The Federal Court reversed the decision. It concluded that the Tribunal was unduly focussed on finding a continuing organic pathology to provide a link between Ms Howard’s physical injuries from the 2006 accident and her chronic pain syndrome. Instead, ‘medical conditions like chronic pain syndrome, which evolve out of primary injuries, are just as much an injury for the purposes of the Act as the primary injury.’ Because the chronic pain syndrome was caused by the physical injuries, it was also a compensable injury.
This reasoning may be contrasted with the outcome in Comcare and Stefaniak  FCA 560, in which the Federal Court adopted consent orders to the effect the Tribunal had erred in finding that an aggravation of symptoms, in the absence of an alteration of underlying pathology, could amount to an injury for the purpose of the SRC Act.
Decisions of the Tribunal currently before the Full Federal Court relating to the definition of ‘ailment’
Two decisions of the AAT are on appeal to the Full Federal Court which squarely address the question of the minimum requirements for an ‘ailment’ under the SRC Act, and whether those requirements may be met in the absence of an identifiable pathology or ‘physiological change’.
In Wuth and Comcare  AATA 3625, the AAT accepted evidence that Ms Wuth had suffered a viral infection in 2005, which developed into debilitating headaches in early to mid 2007, but which were not associated with ‘physiological change’. The Tribunal determined that Ms Wuth’s headaches were not an ailment given that it was ‘difficult to characterise the words of [the leading judgment in May] in any other way and as precluding such conditions from compensability.’
In the case of Walters and Comcare  AATA 14, Ms Walters undertook a posting in New Delhi, India.
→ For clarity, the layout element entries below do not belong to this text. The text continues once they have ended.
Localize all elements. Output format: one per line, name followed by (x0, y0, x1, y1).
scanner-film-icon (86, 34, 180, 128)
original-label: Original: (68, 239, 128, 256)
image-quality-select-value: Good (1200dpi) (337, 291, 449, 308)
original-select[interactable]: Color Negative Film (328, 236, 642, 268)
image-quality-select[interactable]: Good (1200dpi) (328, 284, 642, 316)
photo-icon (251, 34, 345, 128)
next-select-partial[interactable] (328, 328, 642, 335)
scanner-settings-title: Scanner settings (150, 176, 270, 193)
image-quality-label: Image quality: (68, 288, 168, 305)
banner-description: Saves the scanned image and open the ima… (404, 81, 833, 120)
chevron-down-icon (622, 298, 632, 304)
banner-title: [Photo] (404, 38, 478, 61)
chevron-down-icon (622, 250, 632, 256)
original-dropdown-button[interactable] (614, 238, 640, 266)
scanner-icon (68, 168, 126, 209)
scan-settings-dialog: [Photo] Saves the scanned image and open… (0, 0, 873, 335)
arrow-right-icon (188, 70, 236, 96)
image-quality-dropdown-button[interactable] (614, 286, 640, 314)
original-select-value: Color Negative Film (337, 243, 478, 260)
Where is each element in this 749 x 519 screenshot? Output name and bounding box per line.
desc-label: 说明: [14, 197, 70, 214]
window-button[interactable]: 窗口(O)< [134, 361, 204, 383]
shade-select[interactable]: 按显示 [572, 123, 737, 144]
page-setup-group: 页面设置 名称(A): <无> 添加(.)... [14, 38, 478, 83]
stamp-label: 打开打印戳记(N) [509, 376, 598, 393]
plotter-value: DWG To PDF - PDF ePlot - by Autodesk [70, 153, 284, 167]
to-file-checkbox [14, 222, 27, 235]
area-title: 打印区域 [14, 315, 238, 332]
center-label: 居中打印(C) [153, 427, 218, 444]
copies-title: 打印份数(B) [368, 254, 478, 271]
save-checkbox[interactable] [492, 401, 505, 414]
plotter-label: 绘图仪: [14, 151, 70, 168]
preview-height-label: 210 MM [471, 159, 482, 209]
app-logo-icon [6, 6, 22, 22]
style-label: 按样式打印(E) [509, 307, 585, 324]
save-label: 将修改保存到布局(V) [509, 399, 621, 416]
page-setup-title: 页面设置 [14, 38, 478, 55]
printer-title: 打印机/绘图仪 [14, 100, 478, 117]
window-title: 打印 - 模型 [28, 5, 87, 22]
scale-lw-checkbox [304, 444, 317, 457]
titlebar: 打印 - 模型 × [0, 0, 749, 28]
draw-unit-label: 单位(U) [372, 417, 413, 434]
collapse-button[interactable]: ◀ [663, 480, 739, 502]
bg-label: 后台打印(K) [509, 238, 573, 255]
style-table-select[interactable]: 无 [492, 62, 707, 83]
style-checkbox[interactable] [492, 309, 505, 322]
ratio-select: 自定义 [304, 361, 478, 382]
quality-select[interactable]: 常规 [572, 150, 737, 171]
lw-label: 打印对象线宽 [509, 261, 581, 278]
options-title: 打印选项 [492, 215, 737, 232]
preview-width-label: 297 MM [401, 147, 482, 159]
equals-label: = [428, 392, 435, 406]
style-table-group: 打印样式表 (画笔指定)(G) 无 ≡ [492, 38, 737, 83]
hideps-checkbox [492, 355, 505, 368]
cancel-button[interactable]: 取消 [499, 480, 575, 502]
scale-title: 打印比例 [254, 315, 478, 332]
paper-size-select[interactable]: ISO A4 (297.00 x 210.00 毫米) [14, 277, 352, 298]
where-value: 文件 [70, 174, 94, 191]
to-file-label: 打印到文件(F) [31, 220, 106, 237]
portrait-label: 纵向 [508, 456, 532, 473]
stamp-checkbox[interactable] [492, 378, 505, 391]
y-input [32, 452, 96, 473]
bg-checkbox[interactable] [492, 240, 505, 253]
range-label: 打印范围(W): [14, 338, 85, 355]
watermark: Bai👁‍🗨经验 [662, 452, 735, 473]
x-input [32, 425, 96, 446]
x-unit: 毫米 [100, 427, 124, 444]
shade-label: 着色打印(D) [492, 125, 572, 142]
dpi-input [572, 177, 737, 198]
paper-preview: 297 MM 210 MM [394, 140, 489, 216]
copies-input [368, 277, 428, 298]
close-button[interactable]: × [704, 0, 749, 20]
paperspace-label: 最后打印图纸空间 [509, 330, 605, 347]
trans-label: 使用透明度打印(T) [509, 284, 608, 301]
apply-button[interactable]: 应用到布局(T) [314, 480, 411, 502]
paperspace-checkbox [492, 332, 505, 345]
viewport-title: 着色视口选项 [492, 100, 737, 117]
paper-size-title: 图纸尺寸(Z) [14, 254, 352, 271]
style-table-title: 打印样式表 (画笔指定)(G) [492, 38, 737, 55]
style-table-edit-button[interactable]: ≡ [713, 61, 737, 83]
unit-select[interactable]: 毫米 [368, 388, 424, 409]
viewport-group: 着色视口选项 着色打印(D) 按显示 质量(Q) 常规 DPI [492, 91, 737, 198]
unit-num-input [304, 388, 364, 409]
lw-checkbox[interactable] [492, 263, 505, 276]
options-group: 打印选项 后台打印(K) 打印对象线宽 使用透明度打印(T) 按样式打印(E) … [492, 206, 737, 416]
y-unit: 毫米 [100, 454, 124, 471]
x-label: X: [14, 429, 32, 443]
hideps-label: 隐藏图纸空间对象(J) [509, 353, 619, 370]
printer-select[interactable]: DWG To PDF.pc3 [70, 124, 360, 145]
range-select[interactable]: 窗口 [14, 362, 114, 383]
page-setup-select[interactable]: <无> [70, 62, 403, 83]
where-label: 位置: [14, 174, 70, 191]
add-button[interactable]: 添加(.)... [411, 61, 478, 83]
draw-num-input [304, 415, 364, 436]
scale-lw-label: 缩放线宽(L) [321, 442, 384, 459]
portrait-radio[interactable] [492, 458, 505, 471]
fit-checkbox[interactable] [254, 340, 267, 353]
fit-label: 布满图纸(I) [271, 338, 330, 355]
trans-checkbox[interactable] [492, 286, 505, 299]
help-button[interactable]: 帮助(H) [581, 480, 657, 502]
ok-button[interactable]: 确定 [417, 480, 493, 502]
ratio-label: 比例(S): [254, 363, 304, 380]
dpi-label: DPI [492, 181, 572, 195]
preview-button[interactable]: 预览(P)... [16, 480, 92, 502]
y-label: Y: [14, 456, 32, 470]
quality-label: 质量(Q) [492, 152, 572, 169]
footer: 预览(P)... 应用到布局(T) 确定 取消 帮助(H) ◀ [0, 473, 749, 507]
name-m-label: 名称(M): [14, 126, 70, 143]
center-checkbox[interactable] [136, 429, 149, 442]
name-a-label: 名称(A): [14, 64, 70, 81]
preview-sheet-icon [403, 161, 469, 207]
She suffered chronic fatigue syndrome while on her posting, but this diagnosis was made on the basis of the symptoms of which Ms Walters complained, rather than by identifying any specific pathology. The Tribunal affirmed Comcare’s decision to decline on the basis that the applicant suffered no ‘physiological change or disturbance.’ It referred to evidence that there were no ‘physical signs’ or ‘diagnostic laboratory tests’ that could confirm the diagnosis of chronic fatigue syndrome.
Both cases have been set down for hearing in late September 2021. Of particular interest in the outcome of these cases will be whether or not the Full Federal Court offers any further guidance as to how ‘ailment’ is to be interpreted by decision-makers.